Banner


Mailbag policy

We reserve the right to edit or reject letters. Limit letters to 200 words or less. Letters addressing issues covered in the Catholic Herald will be given priority. All letters must be signed with name and city, village, or town of residence.

Send letters to:
Mailbag
The Catholic Herald
702 S. High Point Rd., Suite 121
Madison, WI 53719-3522
Fax: 608-709-7612
E-mail: info@madisoncatholicherald.org
Insurance mandate is clear violation of the Constitution Print
Letters to the editor
Thursday, Mar. 01, 2012 -- 12:00 AM

To the editor:

The struggle over the national government’s mandated financing of “reproductive health services” has, up to now, been mostly carried out under the religious liberty clause in the Bill of Rights. This is a sound, but somewhat limited, defense.

It should be remembered that the Bill of Rights was an afterthought to the original Constitution, only consented to after it looked like the adoption of the new Constitution would meet strong opposition.
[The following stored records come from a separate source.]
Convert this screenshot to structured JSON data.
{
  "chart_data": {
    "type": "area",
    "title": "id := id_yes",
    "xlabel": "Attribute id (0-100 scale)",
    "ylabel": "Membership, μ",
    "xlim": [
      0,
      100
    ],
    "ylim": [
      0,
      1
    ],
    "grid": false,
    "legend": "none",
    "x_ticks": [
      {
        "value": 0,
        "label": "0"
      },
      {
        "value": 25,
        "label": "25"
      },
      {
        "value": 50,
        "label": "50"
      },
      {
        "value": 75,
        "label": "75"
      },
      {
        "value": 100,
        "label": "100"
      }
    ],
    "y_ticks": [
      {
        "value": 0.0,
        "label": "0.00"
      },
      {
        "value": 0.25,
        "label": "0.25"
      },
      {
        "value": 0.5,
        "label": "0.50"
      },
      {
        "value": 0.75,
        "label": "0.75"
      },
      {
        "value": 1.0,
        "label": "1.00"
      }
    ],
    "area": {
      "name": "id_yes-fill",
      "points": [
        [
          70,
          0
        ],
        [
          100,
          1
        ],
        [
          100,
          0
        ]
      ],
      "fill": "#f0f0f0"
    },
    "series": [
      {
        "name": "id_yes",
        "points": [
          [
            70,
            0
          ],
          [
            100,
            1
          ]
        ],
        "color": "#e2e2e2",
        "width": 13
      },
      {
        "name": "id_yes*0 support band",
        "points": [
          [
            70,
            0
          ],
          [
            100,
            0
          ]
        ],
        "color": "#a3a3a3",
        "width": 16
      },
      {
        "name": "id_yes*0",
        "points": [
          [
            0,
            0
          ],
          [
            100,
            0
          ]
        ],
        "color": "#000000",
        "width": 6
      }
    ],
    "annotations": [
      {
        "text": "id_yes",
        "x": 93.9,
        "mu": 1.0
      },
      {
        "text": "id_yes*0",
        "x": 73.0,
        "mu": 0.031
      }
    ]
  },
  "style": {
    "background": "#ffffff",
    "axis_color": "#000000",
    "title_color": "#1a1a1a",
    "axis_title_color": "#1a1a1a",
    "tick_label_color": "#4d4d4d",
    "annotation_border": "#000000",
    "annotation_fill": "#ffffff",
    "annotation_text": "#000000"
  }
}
A tenet of Catholic social doctrine is the principle of subsidiarity. It seems wise to consider the implications of this tenet in the context of the American constitutional system.

The guiding principle in a federal system of government is the principle of delegated powers. The states existed  before the national government and delegated certain functions to their creature, the new national government.

As one reviews the Constitution, one does not find within its clauses any that suggests that the national government, much less the president, has authority to tell a private insurance company which services it must include in its policy offerings.

Since the 10th Amendment reserves to the states or to the people the powers not delegated to the United States, the insurance mandate is a clear violation of the Constitution. And, as a clear violation of the oath to defend the Constitution, its implementation seems to be adequate grounds for impeachment.

If the religious liberty and subsidiarity defenses are not enough, then it seems that the doctrine of nullification should be reinvigorated. As both Jefferson and Madison wrote, the national government, as the creation of the states, is not the final judge of its own powers. The states have a right to resist any unconstitutional use of national power. Nullification recognizes that there are four branches of American government: the states, the legislative, the executive, and the judiciary.

On reflection, it becomes clear that all Americans have a stake in this insurance mandate issue as it has implications much further than that of paying for “reproductive health services.”